Sandiaga menjelaskan PON XXI Aceh-Sumut 2024 bisa jadi sebagai turnamen menunjukkan kualitas hasil lokal yang dapat berimbas pada peningkatan perekonomian kreatif. “Karena itu semuanya sudah ada difasilitasi. Dan ini kita monitor dengan ketat,” jelasnya.
“Kita kawal dengan betul-betul lalu mudah-mudahan ini mendatangkan keberkahan bagi UMKM,” tambahnya.
PON XXI Aceh-Sumut 2024 sendiri merupakan edisi istimewa. Hal ini lantaran untuk pertama kalinya diselenggarakan di area dua provinsi sekaligus.
Dengan lebih tinggi dari 7.000 atlet dari seluruh Indonesia di tempat 37 cabang olahraga seperti, voli indoor, sepak bola, billiard, anggar, angkat besi, juga masih berbagai yang mana lainnya akan berpartisipasi pada pekan olahraga ini.
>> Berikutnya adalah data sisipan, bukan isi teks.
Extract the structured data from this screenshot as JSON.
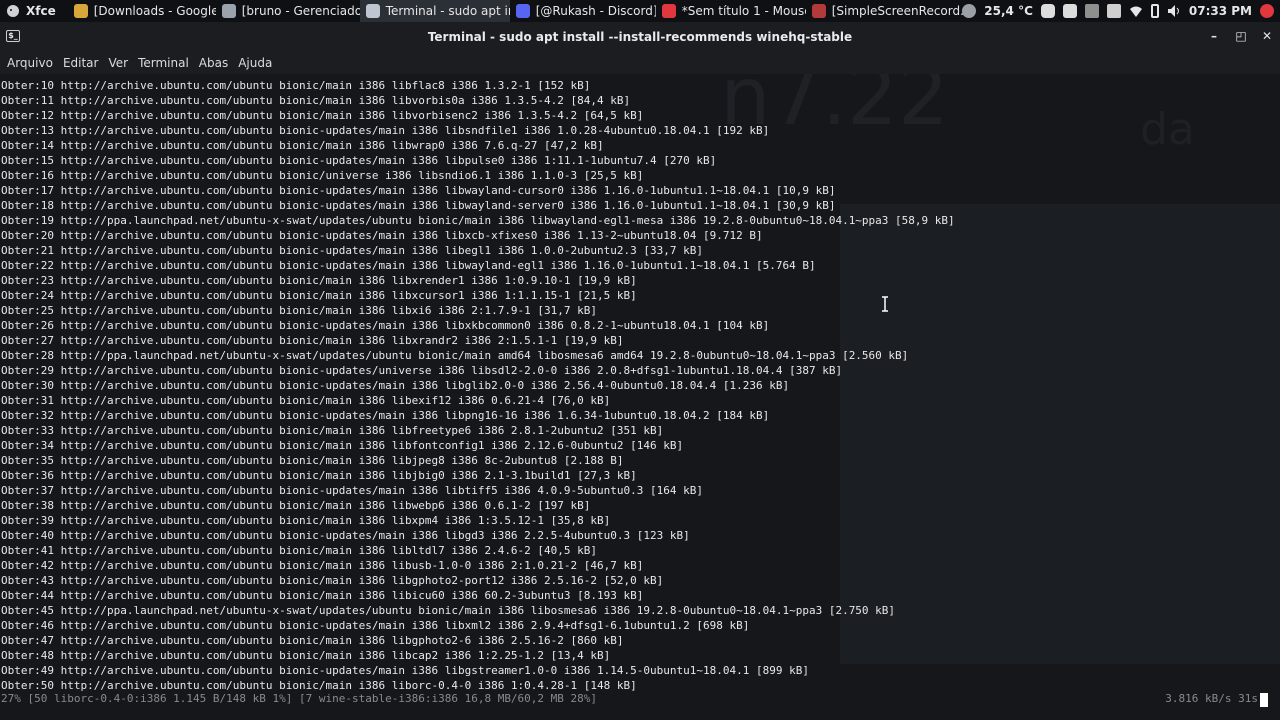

Para atlet yang dimaksud datang dengan satu tujuan, yakni mengharumkan daerahnya masing-masing melalui cabang olahraga hingga ke kancah Internasional.
Selain itu, Provinsi Aceh sebagai salah satu tuan rumah akan mengadakan upacara pengaktifan yang megah juga penuh semangat kebanggaan.